区役所で行われた「世界一周航海」講演会で講師を務めた 馬場 邦彦さん 汐見台在住 90歳
海外の風、身にまとう
○…気象の専門家として仕事で、またヨットや客船旅行などの趣味で、これまで世界中を訪問。その経験を活かし、委員長を務める区国際交流コーナー運営委員会主催の講演会で講師を務めた。「より多くの人が海外、そして海に関心を持って、親しんでもらえれば」と、笑顔で語る。

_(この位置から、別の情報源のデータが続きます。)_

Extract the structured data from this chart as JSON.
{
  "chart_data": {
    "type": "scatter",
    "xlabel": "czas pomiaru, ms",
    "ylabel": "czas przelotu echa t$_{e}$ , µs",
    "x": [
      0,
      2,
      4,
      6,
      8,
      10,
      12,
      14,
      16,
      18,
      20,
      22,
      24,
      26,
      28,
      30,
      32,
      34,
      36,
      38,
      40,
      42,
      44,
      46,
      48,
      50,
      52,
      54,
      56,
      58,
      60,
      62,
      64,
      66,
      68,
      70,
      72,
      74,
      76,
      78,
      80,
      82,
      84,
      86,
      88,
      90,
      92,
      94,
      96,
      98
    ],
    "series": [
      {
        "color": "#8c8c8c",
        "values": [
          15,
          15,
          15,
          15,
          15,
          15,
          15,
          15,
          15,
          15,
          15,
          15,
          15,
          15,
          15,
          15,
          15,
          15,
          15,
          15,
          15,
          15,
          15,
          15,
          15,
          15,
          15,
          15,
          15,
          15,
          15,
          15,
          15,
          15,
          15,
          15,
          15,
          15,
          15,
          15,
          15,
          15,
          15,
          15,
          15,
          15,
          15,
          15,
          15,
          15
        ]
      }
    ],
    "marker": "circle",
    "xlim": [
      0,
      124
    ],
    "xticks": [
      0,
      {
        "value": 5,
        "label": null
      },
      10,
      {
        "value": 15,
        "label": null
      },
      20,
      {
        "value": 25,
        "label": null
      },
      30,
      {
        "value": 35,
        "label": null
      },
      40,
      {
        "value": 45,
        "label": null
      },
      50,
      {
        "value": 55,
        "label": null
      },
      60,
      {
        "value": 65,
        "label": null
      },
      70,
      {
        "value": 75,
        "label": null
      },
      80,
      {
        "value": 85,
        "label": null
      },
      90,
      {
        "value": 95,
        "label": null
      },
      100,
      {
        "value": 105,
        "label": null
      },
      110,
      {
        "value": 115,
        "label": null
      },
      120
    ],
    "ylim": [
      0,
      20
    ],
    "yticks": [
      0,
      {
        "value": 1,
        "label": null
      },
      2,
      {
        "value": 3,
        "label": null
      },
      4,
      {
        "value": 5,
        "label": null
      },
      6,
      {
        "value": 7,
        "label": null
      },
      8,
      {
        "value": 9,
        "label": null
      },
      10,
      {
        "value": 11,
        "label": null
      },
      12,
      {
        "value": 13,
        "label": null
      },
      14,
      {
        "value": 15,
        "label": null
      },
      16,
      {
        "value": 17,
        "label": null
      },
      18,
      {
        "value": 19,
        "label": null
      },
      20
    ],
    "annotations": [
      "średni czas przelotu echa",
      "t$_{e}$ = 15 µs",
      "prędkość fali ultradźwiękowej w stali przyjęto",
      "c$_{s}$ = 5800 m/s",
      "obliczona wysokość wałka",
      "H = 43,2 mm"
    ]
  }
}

○…旧制中学から気象技術官養成所(現・気象大学校)に進学。この進路を選んだのは理系希望のほか、家の事情もあった。「父が一時視力を失ってね。気象養成所の学生は公務員扱いで給与も出たから」。卒業後、徴兵で海軍へ。終戦後は所属先である気象庁に戻る。9年勤務後、スカウトで日本水産(株)に。南氷洋捕鯨船団の気象長として21年間、南極海を航海した。50歳で独立し、5年後気象海洋コンサルタント会社を設立。石油公団の南極海底地質調査計画に参加するなど、その後も世界を巡った。
○…学生時代に出会ったヨットが、生涯の趣味に。世界中の仲間との交流も盛んだ。両方の知識を活かし、ソウルやバルセロナ五輪では、ヨット日本代表チーム気象コーチを歴任した。
○…佐賀県出身。6歳で横浜・野毛へ。当時は体が弱く、田園風景が広がり空気のきれいな汐見台の知り合い宅で暮らした時期も。父親の仕事の関係で台湾へ移り、気象学校進学のころ東京へ。就職後は勤務地である大阪や岩国、東京などを経て、64年大規模開発が始まった汐見台に。一度離れるも、8年前再び居を構えた。「開発前からは大きく変わっているけど、汐見台は今も懐かしい感じがする」と、目を細める。
○…8年前に妻が他界し一人暮らしも、3人の子ども、7人の孫、5人のひ孫が時折遊びに来ると大賑わいに。趣味の海外旅行にも精力的に出かける。「体が元気なうちで行けるうちは、どんどん海外に」と、無邪気な笑顔を見せる。はきはきとした語り口と快活さからは、陽気な外国の風が感じられた。